Mr Murray told the Post: "We are up to 3,700 jobs and 60 companies now. At the Innovation centre, which opened in 2007, we are heading up to 96 per cent capacity.
"The place is full with a mix of company expertise, with the likes of marine technology, developing apps etc.
"The success of Longbridge is about bringing jobs back for the future. If you look back to that horrible point of ten years ago, seeing 6,500 people walking out, the feeling was, 'What are we going to do with Europe's biggest car plant?'.
"We have now got people here who are in the music industry, education, IT, medical. Ten years on, the community is in a better place. There is a pride here in Longbridge again.
"There are 400 to 500 people at MG Motor UK, hundreds more at Sainsbury's, which trades well and is attracting people who would not be doing their shopping in Longbridge.
"The Costa Coffee downstairs is always full. Then there's Bournville College. We have moved our own head office here. It's a real mix, a balance between creating jobs and creating homes. We want to put the heart back into Longbridge.
"We have already built 300 houses and we have got another 1,200 to build. There will always be something happening here at Longbridge, but it could take 20 years.
"Last October, we had the Longbridge Light Festival and we had 5,500 people turn up. We are finding ten years on that the community are adopting the place, people are taking a positive interest in it. They see Longbridge for what it is now, not what it was in the past."
Mr Murray said the project had been achieved without significant public sector aid.
"Bearing in mind the recession, I would say that we have done really, really well," he added.
"We have not had government investment here on a big scale. It has all been done by the private sector and with the help of the planning authorities. We have never really stopped. Ten years on, we are still clearing the site. People can walk to work. They can grab a sandwich around here. They do not have to rely on driving.
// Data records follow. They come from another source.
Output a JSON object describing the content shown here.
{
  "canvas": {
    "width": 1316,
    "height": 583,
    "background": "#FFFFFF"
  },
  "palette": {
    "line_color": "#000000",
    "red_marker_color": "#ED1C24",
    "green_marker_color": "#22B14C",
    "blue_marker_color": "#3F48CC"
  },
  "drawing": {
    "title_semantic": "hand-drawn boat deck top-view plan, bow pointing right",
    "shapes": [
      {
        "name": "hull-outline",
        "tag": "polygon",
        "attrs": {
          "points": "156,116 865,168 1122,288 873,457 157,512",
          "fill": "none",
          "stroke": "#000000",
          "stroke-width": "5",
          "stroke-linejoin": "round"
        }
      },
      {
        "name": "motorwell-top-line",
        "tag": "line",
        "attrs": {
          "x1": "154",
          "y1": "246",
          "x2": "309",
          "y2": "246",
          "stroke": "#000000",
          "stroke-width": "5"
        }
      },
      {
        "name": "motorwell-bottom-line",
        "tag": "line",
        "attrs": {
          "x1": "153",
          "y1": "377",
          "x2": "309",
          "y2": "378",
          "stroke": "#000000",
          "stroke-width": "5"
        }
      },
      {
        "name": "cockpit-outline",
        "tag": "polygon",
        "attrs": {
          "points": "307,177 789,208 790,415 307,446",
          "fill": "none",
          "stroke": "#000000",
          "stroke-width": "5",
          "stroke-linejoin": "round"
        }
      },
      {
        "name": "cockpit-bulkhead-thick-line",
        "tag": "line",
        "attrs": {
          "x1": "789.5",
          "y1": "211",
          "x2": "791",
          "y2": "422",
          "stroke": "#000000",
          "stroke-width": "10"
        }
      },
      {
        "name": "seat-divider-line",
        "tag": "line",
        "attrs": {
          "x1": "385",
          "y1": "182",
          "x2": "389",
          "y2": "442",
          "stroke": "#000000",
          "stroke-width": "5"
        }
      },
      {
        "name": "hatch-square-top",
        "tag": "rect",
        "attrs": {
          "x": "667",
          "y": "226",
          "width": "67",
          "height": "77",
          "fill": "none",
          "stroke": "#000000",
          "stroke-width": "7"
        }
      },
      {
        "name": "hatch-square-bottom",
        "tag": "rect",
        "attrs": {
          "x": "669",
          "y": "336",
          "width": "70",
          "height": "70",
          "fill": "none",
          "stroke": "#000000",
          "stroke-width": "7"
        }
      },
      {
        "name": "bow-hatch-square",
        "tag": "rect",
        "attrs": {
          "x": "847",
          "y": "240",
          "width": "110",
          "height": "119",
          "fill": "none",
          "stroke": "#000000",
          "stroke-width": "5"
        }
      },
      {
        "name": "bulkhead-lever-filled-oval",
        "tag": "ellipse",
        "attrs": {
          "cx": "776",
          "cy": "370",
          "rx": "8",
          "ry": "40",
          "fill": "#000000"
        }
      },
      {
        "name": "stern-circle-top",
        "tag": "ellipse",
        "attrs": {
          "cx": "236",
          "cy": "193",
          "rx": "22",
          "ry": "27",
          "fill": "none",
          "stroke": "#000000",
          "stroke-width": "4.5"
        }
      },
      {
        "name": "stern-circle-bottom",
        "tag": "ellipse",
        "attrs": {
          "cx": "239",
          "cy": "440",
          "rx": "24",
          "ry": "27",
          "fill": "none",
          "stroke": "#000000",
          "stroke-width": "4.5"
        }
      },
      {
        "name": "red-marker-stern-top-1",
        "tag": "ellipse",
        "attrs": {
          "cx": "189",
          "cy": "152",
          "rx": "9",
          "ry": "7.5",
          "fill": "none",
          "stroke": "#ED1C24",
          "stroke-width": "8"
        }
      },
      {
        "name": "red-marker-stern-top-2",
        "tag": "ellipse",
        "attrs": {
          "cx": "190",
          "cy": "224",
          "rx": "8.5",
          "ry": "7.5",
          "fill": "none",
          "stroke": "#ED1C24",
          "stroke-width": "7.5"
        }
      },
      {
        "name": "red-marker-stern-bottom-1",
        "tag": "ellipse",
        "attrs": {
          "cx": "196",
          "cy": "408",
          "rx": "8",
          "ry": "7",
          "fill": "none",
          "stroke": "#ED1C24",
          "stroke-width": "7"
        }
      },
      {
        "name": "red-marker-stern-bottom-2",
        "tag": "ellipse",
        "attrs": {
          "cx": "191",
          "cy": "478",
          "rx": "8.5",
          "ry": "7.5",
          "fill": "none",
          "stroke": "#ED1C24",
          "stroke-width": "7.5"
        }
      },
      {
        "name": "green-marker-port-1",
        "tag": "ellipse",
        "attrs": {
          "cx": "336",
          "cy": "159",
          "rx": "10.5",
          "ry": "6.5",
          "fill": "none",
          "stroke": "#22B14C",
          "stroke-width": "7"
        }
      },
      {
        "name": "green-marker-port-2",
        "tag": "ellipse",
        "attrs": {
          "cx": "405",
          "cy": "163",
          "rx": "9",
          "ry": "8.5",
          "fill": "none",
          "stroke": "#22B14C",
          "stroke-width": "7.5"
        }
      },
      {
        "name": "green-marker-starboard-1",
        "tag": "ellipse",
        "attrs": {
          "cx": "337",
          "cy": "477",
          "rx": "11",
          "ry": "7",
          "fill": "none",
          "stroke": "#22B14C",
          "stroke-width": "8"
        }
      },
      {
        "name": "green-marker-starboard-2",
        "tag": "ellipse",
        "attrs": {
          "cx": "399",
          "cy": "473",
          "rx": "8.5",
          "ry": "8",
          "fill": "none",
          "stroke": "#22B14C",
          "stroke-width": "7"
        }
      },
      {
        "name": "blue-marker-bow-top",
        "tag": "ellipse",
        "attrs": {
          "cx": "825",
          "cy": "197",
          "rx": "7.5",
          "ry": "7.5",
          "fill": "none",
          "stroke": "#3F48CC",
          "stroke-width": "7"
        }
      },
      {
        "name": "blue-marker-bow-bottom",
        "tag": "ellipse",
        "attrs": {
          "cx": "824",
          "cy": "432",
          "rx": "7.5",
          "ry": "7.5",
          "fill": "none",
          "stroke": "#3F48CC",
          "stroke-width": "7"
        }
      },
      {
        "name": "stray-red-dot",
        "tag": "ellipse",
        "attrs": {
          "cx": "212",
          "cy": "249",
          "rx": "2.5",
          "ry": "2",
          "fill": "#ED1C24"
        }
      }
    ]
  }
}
"Last week, we got planning consent for 105,000 sq ft of offices. Some people still think of it as a site with rusty old padlocked gates and tumbleweed but this is the largest regeneration site in the Midlands.
"You have got all the engineering history here but nobody under the age of 14 knows the car plant. All they have is a sense of Longbridge, it is in the DNA of the area. We would like to achieve the target of 10,000 jobs - that would be job done.
"We have got Marks & Spencer opening at Christmas - another major retailer is putting significant investment into Birmingham. It is about a virtuous circle, getting jobs, homes and retail in.
"You can buy a house here, work here, do all your shopping here and, at the weekend, you have got the Lickey Hills to explore.
"Why would you want to go and work in the city centre? We have created an entire suburban community. There is no text book on it, no other examples of it."
Graeme Wintle, director of electronics design consultancy Bytesnap, said the firm's base at Longbridge Technology Park was "ideal".
He added: "The location here is a major factor. The motorway is not far away. The train station is ideal. Birmingham Airport is not far away.
"We looked at Birmingham city centre, Birmingham University, various private places and they were all limiting. Here we have a new building, good internet access, hotels, places to go and eat for lunch."